We provide comprehensive guidelines for utilizing the MLOmics repository, as illustrated in Fig. 4. All codes and files are ready for direct loading and analysis using standard Python data packages such as NumPy and Pandas.

Fig. 4
figure 4

The code usage note of MLOmics. The MLOmics can be used following the illustrated code usage instructions, including MLOmics setup, code usage for custom model-task-dataset specifications, and code for downstream analysis workflows.

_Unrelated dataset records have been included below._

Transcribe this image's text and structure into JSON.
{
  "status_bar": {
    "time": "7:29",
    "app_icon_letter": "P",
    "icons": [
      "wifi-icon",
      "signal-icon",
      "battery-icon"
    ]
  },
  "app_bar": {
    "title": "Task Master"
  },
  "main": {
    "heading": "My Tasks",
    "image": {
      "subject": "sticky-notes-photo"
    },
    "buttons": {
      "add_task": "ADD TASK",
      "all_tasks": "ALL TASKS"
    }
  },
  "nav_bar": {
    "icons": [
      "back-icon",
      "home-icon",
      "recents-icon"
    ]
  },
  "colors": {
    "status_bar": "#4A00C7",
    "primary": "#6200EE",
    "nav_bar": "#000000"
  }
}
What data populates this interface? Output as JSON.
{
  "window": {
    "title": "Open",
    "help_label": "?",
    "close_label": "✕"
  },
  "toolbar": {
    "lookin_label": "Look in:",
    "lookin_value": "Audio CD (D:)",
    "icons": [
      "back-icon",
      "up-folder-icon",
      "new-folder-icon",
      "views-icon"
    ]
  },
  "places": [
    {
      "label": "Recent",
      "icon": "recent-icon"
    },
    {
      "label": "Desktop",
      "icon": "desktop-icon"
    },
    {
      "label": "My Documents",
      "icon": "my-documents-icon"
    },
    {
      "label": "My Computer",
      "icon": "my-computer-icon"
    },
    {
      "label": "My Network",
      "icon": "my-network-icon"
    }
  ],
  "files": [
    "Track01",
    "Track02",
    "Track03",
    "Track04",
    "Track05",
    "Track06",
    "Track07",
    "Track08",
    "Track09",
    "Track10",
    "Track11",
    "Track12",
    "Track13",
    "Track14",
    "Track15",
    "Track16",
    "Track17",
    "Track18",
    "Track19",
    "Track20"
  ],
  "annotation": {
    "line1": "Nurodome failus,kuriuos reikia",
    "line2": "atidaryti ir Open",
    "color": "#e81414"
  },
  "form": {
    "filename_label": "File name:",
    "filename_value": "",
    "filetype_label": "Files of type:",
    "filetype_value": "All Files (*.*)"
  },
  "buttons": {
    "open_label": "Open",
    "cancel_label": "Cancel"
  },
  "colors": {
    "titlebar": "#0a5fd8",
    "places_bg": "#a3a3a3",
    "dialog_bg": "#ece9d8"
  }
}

As a demonstration of how to use MLOmics for machine learning applications, we provide 20 classification, clustering, and imputation tasks with fair evaluation protocols for pan-cancer analysis, cancer subtypes, and omics imputation. Access to these resources is provided in the Code Availability section. A rising trend in multi-omics analysis is to integrate multi-omics data (non-network data) with biological networks to better understand complex functions on the gene or protein level. MLOmics provides offline linking resources for well-established databases such as STRING12 and KEGG13. We hope it can lower the barriers to entry for machine learning researchers interested in developing methods for cancer multi-omics data analysis, thereby encouraging rapid progress in the field.